## Spartacus

Ok! I have calculated the base probabilities. Code is here if you dare:

https://github.com/PaulMurrayCbr/Spartacus.git

Next problem is working out how to navigate the tree of possible situations.

A battle situation is a defender attack/defense and a attacker attack/defense. There are 1296 possible situations, which is a pretty manageable number.

Each situation has a probablility of being a *loss* for the defender. The probability is equal to the probability of the loss given each number of possible hits, multiplied by the probability of getting that many hits.

If the number of hits is zero, you havben’t lost. Probability zero (whew!).

If the number of hits is more than your total amount of dice minus two (because you need to retain at least one attack and on defense die), then the loss probability should you get that many hits is 1. You have lost.

If not, then run through each way that you can distribute the hits, and then reverse the attacker/defender situation. Pick the highest loss probability of these sitiations. That’s the move you should make, and your loss probability for that many hits is the 1-p of the reversed situtation.

Now, this sounds staggeringly recursive, but it isn’t because as you calculate these situation probabilities you cache them. So meh. So how do we work out in what order to calculate these situations, such that for every situation we know that the reverse situation has already been done?

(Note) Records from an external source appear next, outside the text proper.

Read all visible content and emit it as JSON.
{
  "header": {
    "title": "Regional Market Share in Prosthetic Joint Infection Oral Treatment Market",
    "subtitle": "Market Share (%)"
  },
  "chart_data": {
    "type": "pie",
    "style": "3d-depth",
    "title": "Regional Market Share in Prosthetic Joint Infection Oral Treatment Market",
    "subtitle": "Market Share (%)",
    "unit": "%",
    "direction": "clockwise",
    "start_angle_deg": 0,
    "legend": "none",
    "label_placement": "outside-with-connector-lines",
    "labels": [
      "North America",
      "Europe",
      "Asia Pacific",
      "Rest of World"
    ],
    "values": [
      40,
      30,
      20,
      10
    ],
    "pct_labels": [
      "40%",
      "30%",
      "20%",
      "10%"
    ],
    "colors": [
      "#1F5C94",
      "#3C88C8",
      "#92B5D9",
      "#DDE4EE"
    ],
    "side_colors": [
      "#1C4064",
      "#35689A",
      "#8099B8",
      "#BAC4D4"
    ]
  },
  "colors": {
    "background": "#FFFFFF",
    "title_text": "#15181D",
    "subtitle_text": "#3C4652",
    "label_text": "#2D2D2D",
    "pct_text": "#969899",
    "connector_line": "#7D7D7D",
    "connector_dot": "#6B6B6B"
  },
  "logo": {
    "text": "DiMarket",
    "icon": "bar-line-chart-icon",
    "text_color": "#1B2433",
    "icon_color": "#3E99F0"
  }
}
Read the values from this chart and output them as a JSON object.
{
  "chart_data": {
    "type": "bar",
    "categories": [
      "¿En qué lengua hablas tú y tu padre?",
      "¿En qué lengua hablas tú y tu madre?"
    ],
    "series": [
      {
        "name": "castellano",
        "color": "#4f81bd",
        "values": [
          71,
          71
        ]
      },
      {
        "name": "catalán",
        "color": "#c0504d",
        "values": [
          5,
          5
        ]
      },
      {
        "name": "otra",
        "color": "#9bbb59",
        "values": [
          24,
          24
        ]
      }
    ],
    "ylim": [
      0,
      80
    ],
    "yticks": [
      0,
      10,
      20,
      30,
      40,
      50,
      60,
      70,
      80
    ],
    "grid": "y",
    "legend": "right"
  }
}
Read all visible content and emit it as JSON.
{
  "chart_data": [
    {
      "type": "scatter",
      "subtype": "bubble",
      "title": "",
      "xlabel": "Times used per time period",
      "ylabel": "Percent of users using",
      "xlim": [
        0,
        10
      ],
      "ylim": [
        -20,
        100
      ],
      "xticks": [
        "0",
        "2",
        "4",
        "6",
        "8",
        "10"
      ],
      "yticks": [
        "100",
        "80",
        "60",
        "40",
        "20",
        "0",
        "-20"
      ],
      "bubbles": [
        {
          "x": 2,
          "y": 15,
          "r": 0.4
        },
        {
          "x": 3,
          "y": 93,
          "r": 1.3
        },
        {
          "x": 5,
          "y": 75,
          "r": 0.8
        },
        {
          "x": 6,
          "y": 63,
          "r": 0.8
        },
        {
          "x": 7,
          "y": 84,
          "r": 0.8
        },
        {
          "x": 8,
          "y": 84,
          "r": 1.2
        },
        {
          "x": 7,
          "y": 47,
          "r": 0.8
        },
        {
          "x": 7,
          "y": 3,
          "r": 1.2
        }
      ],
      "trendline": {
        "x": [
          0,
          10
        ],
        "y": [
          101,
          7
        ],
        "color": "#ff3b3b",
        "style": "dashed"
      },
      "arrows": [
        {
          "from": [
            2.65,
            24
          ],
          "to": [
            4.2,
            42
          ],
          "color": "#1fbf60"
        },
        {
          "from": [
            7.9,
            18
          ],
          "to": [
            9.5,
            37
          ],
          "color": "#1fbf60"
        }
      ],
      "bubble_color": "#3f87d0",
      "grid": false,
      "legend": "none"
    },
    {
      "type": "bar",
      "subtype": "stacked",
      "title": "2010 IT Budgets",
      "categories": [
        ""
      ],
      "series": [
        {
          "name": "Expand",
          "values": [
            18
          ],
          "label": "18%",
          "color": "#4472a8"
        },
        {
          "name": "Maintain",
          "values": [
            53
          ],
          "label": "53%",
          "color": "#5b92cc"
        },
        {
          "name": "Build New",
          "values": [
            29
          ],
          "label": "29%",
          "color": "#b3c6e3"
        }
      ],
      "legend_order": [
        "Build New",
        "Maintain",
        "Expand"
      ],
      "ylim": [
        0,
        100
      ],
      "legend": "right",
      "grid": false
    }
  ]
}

Well, one way is to order the situations by total number of dice.

The other way is to write it recursively, use caching as a recursion short-cut, ant let the algorithm do it in whatever sequence it prefers. That’s the easy way and that’s the way I’ll do it.

The remaining problem is: how to exhibit the results? Well, hopefully there will be a general rule eg: “if you have more dice than your opponent, take it off defense, else take it off attack”. Discovering that general rule is the point of the exercise.

Wrong, wrong, wrong.

If the number of hits is zero, then the probability of loss is the 1-p probability of loss for the reverse situation. The problem is that there’s a probability that the reverse situation will also have zero hits, and this creates an infinite recursion if we do it recursively.

Of course, we are crating a Markov Chain. Or network. I’ll have to look into it a trifle more closely.